Developed a 3D Monte Carlo simulation to analyze polarization in companion-fed supernovae, linking polarization features to binary parameters and ejecta geometry.

Findings

Maximum polarization of ~2 at SN peak in close binaries

Maximum polarization of ~0.7 at later times in distant binaries

Polarization depends on luminosity unevenness and viewing angle

Abstract

The formation of black hole-neutron star (BH-NS) or BH-BH systems may be accompanied with special supernova (SN) signals, due to the accretion feedback from the companion BH. The additional heating, which is mainly attributed to the Blandford-Payne mechanism, would disrupt the isotropic nature of the luminosity distribution on the surface of the SN ejecta, leading to the appearance of polarization. Here we develop a three dimensional (3D) Monte Carlo polarization simulation code (MCPSC) to conduct simulations for these special SNe. We find that the maximum polarization level of approximately \sim 2 occurs at the peak time of SN emission in the "close-binary" scenario, while in the "faraway-binary" case, maximum polarization (i.e. \sim 0.7) is observed at a considerably later time than the peak of the SN. The magnitude of polarization is dependent on the degree of unevenness in the luminosity distribution and the angle between the line of sight and the equatorial direction.
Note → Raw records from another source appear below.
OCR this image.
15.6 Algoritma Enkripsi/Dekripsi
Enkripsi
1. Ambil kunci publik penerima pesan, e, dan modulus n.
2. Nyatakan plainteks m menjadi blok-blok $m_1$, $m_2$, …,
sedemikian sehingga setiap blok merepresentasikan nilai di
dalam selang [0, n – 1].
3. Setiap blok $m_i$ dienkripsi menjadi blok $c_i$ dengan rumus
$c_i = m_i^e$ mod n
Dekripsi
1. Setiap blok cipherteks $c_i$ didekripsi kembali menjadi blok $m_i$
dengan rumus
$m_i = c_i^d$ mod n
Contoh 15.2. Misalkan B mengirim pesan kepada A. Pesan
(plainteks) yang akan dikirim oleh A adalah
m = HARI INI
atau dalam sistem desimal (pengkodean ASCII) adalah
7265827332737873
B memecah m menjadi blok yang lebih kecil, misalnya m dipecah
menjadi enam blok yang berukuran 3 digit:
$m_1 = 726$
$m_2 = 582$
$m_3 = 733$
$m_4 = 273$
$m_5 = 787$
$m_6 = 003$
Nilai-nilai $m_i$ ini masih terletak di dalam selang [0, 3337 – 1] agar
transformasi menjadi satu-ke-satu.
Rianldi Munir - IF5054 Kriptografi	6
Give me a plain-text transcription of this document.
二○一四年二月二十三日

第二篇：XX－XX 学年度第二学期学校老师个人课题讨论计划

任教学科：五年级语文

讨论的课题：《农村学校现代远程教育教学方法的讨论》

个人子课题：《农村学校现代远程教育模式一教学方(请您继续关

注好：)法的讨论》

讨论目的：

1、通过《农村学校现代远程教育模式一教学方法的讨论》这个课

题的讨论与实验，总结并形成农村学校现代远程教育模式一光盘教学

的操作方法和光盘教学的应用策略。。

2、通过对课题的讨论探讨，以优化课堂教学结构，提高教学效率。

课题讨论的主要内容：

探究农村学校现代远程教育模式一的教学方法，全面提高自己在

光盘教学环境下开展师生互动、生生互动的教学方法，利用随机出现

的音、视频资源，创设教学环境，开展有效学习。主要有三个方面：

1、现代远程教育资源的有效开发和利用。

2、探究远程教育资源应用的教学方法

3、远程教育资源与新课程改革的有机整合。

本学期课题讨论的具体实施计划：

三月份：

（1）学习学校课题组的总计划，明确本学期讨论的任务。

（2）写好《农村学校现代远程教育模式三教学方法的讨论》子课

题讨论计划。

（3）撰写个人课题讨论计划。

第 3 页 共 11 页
When considering the geometric distortion of supernova ejecta at the same time, the magnitude of polarization may either increase (for a oblate ellipsoidal shape) or decrease (for a prolate ellipsoidal shape). The polarization signatures represent a promising auxiliary instrument to facilitate the identification of the companion-fed SNe. Moreover, by comparing the event rate of these special SNe with the event rate density of LIGO-Virgo detected BH-NS/BH systems could further help to distinguish the BH-NS/BH formation channel.